MEDAN II
Persidangan kasus dugaan suap proyek peningkatan jalan senilai Rp165 miliar di Kabupaten Padang Lawas Utara (Paluta), Sumatera Utara yang menjerat Topan Obaja Ginting ( TOP), kembali digelar di Pengadilan Negeri (PN) Medan, Rabu (8/10).
Sidang yang dipimpin Ketua Majelis Hakim Khamozaro Waruwu menghadirkan tiga saksi, yakni Ryan Muhammad dan Bobby Dwi Kusoktavianto, keduanya staf UPTD Gunungtua di Dinas PUPR Provinsi Sumut. Sementara, Alexander Meliala, tenaga ahli dari PT Barakosa sebagai konsultan perencana.
Dalam persidangan tersebut, saksi Ryan Muhammad mengungkapkan bahwa terdakwa Muhammad Akhirun Piliang alias Kirun selaku Direktur Utama PT Dalihan Natolu Group (DNG), membayar Rp450 juta kepada Rasuli sebagai biaya untuk memenangkan proyek peningkatan jalan senilai Rp96 miliar.
Dalam persidangan itu, Ryan mengaku disuruh eks Kepala UPTD PUPR Gunung Tua Rasuli Efendi meminta uang klik’ e-Katalog ke terdakwa Akhirun sebesar 0,5 persen dari nilai kontrak.
Ryan menyebut dirinya mengenal Rasuli sejak bertugas di UPTD Gunungtua.
Ia mengatakan Rasuli ditunjuk sebagai Pejabat Pembuat Komitmen (PPK) sekaligus anggota tim e-Katalog.
Menurut Ryan, Rasuli bersama mantan Kepala Dinas PUPR Sumut Topan Ginting berperan penting dalam menentukan pemenang dua proyek, yakni peningkatan Jalan Hutaimbaru–Sipiongot dan Jalan Sipiongot–Batas Labuhanbatu.
“Setelah kegiatan off-road bersama Gubernur, Rasuli bilang kemungkinan Pak Kirun pemenang dua proyek itu atas perintah Topan,” ujar Ryan di hadapan majelis hakim.
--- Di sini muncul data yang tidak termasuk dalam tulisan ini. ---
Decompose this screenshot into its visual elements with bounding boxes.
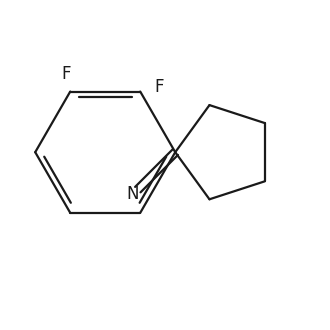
- Text: N: N: [127, 185, 139, 204]
- Text: F: F: [61, 65, 71, 83]
- Text: F: F: [154, 78, 164, 96]
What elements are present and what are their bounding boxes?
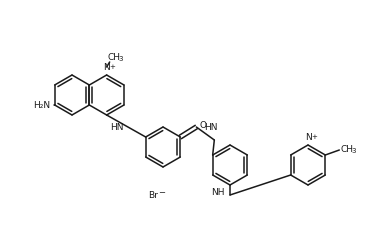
Text: 3: 3: [352, 148, 356, 154]
Text: CH: CH: [340, 144, 353, 153]
Text: CH: CH: [108, 53, 121, 62]
Text: +: +: [311, 134, 317, 140]
Text: Br: Br: [148, 190, 158, 200]
Text: +: +: [110, 64, 116, 70]
Text: N: N: [103, 63, 110, 72]
Text: HN: HN: [110, 124, 123, 132]
Text: O: O: [199, 122, 206, 130]
Text: 3: 3: [119, 56, 123, 62]
Text: N: N: [305, 133, 311, 142]
Text: HN: HN: [204, 123, 218, 131]
Text: NH: NH: [212, 188, 225, 197]
Text: H₂N: H₂N: [33, 101, 51, 109]
Text: −: −: [158, 188, 165, 198]
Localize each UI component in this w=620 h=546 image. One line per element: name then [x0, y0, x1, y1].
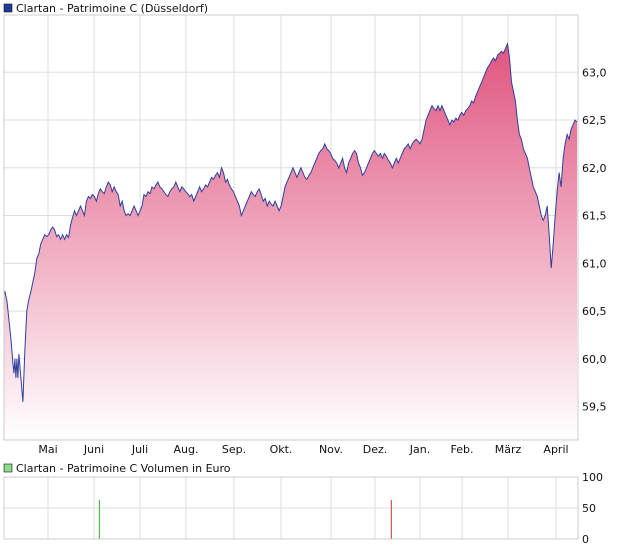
- volume-axis-ticks: 0 50 100: [582, 471, 603, 546]
- legend-swatch-price: [3, 3, 13, 13]
- x-tick-label: Juni: [83, 443, 104, 456]
- price-area: [4, 43, 577, 440]
- y-tick-label: 62,5: [582, 114, 607, 127]
- y-tick-label: 59,5: [582, 401, 607, 414]
- x-tick-label: Mai: [38, 443, 57, 456]
- x-tick-label: Dez.: [363, 443, 388, 456]
- price-line: [3, 41, 578, 402]
- x-tick-label: März: [495, 443, 522, 456]
- y-tick-label: 62,0: [582, 162, 607, 175]
- volume-frame: [3, 476, 579, 540]
- vol-y-tick-label: 100: [582, 471, 603, 484]
- x-tick-label: Nov.: [319, 443, 343, 456]
- vol-y-tick-label: 50: [582, 502, 596, 515]
- x-tick-label: Sep.: [222, 443, 246, 456]
- y-axis-ticks: 59,5 60,0 60,5 61,0 61,5 62,0 62,5 63,0: [582, 66, 607, 413]
- y-tick-label: 60,0: [582, 353, 607, 366]
- y-tick-label: 61,0: [582, 257, 607, 270]
- x-tick-label: Okt.: [270, 443, 293, 456]
- legend-swatch-volume: [3, 463, 13, 473]
- legend-price: Clartan - Patrimoine C (Düsseldorf): [16, 2, 208, 15]
- x-tick-label: Jan.: [409, 443, 430, 456]
- y-tick-label: 61,5: [582, 210, 607, 223]
- x-tick-label: Feb.: [451, 443, 474, 456]
- y-tick-label: 63,0: [582, 66, 607, 79]
- x-tick-label: Aug.: [174, 443, 199, 456]
- x-tick-label: April: [543, 443, 568, 456]
- legend-volume: Clartan - Patrimoine C Volumen in Euro: [16, 462, 231, 475]
- x-axis-ticks: Mai Juni Juli Aug. Sep. Okt. Nov. Dez. Jan. Feb. M…: [38, 443, 568, 456]
- main-frame: [3, 14, 579, 441]
- y-tick-label: 60,5: [582, 305, 607, 318]
- volume-bars: [98, 499, 392, 539]
- x-tick-label: Juli: [131, 443, 148, 456]
- vol-y-tick-label: 0: [582, 533, 589, 546]
- volume-grid: [4, 476, 578, 540]
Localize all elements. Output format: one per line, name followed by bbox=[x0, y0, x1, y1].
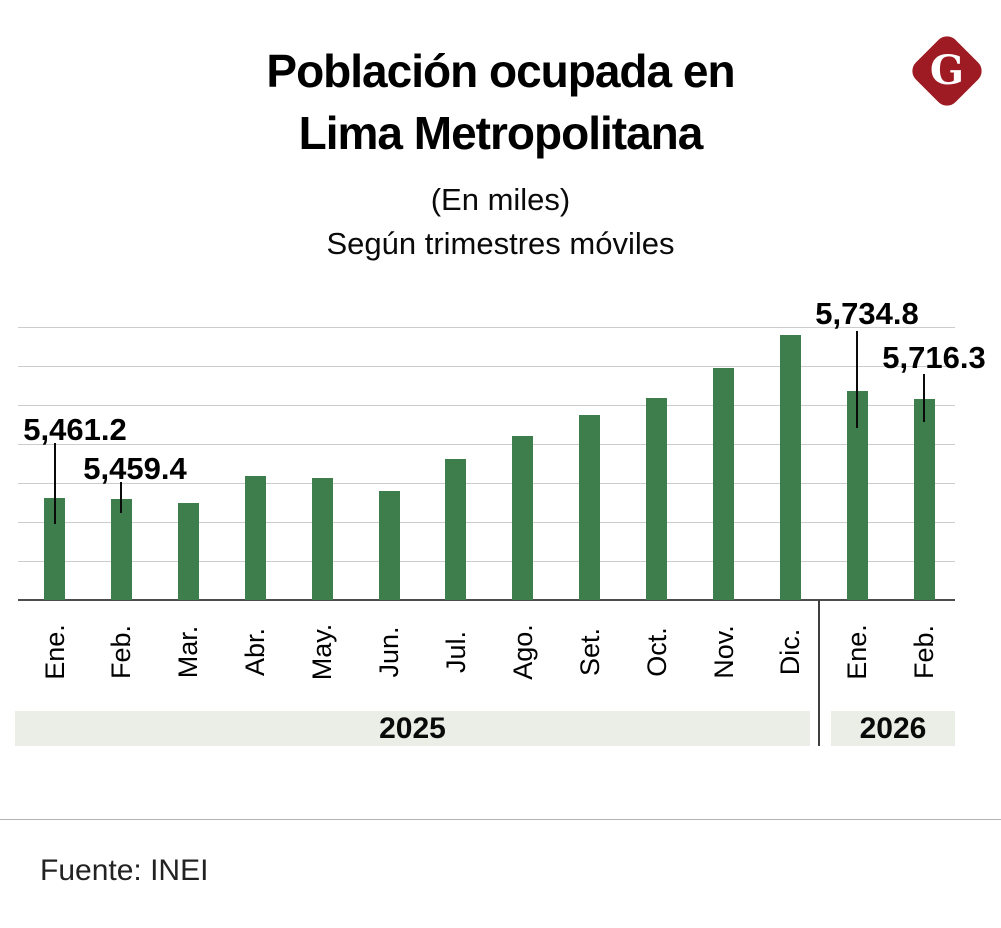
bar-dic-2025 bbox=[780, 335, 801, 600]
gridline bbox=[18, 522, 955, 523]
title-line-2: Lima Metropolitana bbox=[298, 107, 704, 159]
bar-set-2025 bbox=[579, 415, 600, 600]
leader-line bbox=[120, 482, 122, 513]
data-label: 5,734.8 bbox=[815, 296, 919, 331]
leader-line bbox=[856, 331, 858, 428]
gridline bbox=[18, 561, 955, 562]
bar-feb-2025 bbox=[111, 499, 132, 600]
x-tick-label-jun-2025: Jun. bbox=[374, 626, 404, 678]
footer-divider bbox=[0, 819, 1001, 820]
data-label: 5,716.3 bbox=[882, 340, 986, 375]
subtitle-units: (En miles) bbox=[430, 182, 571, 217]
subtitle-note: Según trimestres móviles bbox=[326, 226, 675, 261]
x-tick-label-ago-2025: Ago. bbox=[508, 624, 538, 680]
bar-jun-2025 bbox=[379, 491, 400, 600]
x-tick-label-oct-2025: Oct. bbox=[642, 627, 672, 677]
x-tick-label-mar-2025: Mar. bbox=[173, 625, 203, 679]
bar-ago-2025 bbox=[512, 436, 533, 600]
data-label: 5,461.2 bbox=[23, 412, 127, 447]
x-tick-label-feb-2025: Feb. bbox=[106, 624, 136, 680]
x-tick-label-ene-2025: Ene. bbox=[40, 624, 70, 680]
gridline bbox=[18, 327, 955, 328]
bar-ene-2026 bbox=[847, 391, 868, 600]
year-divider-line bbox=[818, 600, 820, 746]
x-axis-line bbox=[18, 599, 955, 601]
x-tick-label-jul-2025: Jul. bbox=[441, 630, 471, 674]
x-tick-label-abr-2025: Abr. bbox=[240, 627, 270, 677]
bar-abr-2025 bbox=[245, 476, 266, 600]
x-tick-label-set-2025: Set. bbox=[575, 627, 605, 677]
gridline bbox=[18, 483, 955, 484]
year-band-2026: 2026 bbox=[831, 711, 955, 746]
bar-nov-2025 bbox=[713, 368, 734, 600]
title-line-1: Población ocupada en bbox=[266, 45, 735, 97]
gridline bbox=[18, 405, 955, 406]
source-label: Fuente: INEI bbox=[40, 854, 209, 887]
bar-may-2025 bbox=[312, 478, 333, 600]
gridline bbox=[18, 366, 955, 367]
gridline bbox=[18, 444, 955, 445]
bar-oct-2025 bbox=[646, 398, 667, 600]
x-tick-label-may-2025: May. bbox=[307, 623, 337, 681]
leader-line bbox=[54, 443, 56, 524]
bar-ene-2025 bbox=[44, 498, 65, 600]
leader-line bbox=[923, 374, 925, 422]
bar-feb-2026 bbox=[914, 399, 935, 600]
year-band-2025: 2025 bbox=[15, 711, 810, 746]
page-title: Población ocupada en Lima Metropolitana bbox=[0, 40, 1001, 164]
data-label: 5,459.4 bbox=[83, 451, 187, 486]
x-tick-label-nov-2025: Nov. bbox=[709, 625, 739, 679]
bar-mar-2025 bbox=[178, 503, 199, 600]
x-tick-label-dic-2025: Dic. bbox=[775, 628, 805, 676]
x-tick-label-ene-2026: Ene. bbox=[842, 624, 872, 680]
bar-jul-2025 bbox=[445, 459, 466, 600]
x-tick-label-feb-2026: Feb. bbox=[909, 624, 939, 680]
Tak sampai disini, Ryan juga membeberkan juga turut diminta menanggung biaya kendaraan, bahan bakar, serta akomodasi untuk rombongan tim media.
“Saya diminta mencari kendaraan untuk tim media Gubernur Sumut dan menanggung biaya BBM serta akomodasi. Semua biayanya dibayarkan Pak Rasuli,” ungkap Ryan di hadapan majelis hakim yang diketuai Khamozaro Waruwu.
Sementara itu, saksi Bobby Dwi Kusoktavianto, staf UPTD yang juga pemegang akun dan kata sandi e-Katalog sejak Mei 2025 mengaku membantu Rasuli dalam proses penayangan proyek di e-Katalog pada 26 Juni 2025.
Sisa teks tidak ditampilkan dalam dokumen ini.